Reputation: 413
I am trying to extract all column names from an SQL calculation string. The data is held in a cell in a datatable and is determined by the square brackets surrounding the column. I can extract each instance of [*], but have just noticed that i have an issue. Some of the columns have table names and some have schema and table names. E.g. [column] [table].column] or [schema].[table].[column] How do i amend this code to pull everything between the first "[" and the last "]" that is not followed by a period?
The following code populates datatable1, then reads through to find any "column_calculation_formula" cell that contains a column name ([*]) and adds it to a duplicate of the row into a new datatable ready for upload. I tried appending the new row to the datatable, but this caused issues.
DataTable WBC_DTable = PopulateDataTable();
DataTable WBC_DTable2 = new DTSetup.WBDataTablesSetup().WBDSColumnsSetup();
Regex regex = new Regex(@"\[(.*?)\]");
long Rows = WBC_DTable.Rows.Count;
foreach (DataRow row in WBC_DTable.Rows)
{
string InputString = row["column_calculation_formula"].ToString();
MatchCollection matches = regex.Matches(InputString);
List<string> Output = new List<string>();
foreach (Match m in matches)
{
Output.Add(m.Value);
TextBoxAppend("Before: " + m.Value);
}
List<string> distinct = Output.Distinct().ToList();
foreach (string value in distinct)
{
TextBoxAppend("After: " + value);
if (distinct.Count() > 0)
{
DataRow NewRow = WBC_DTable2.NewRow();
NewRow.ItemArray = row.ItemArray;
NewRow["column_datatype"] = "SubColumn";
NewRow["column_name"] = value;
WBC_DTable2.Rows.Add(NewRow);
}
}
DataRow NewRow2 = WBC_DTable2.NewRow();
NewRow2.ItemArray = row.ItemArray;
WBC_DTable2.Rows.Add(NewRow2);
}
Fairly confident that this should just be an alteration of the Regex call, but i dont know enough about Regex to be able to do this.
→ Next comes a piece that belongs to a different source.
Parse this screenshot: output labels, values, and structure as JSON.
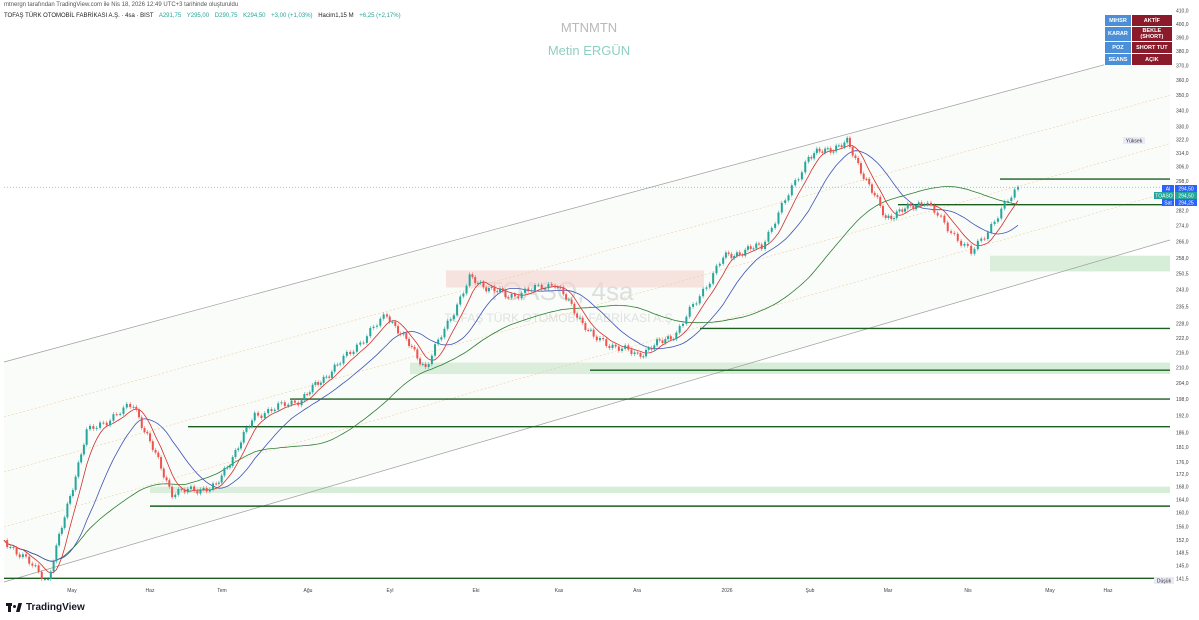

Any help would be greatly appreciated.
Upvotes: 2
Views: 1136
Reputation: 626920
You may use
var res = Regex.Matches(s, @"\[.*?](?!\.)")
.Cast<Match>().
Select(x => x.Value)
.ToList()
Details
\[
- a literal [
.*?
- any 0+ chars other than a newline, as few as possible](?!\.)
- a ]
char not immediately followed with a .
.Upvotes: 3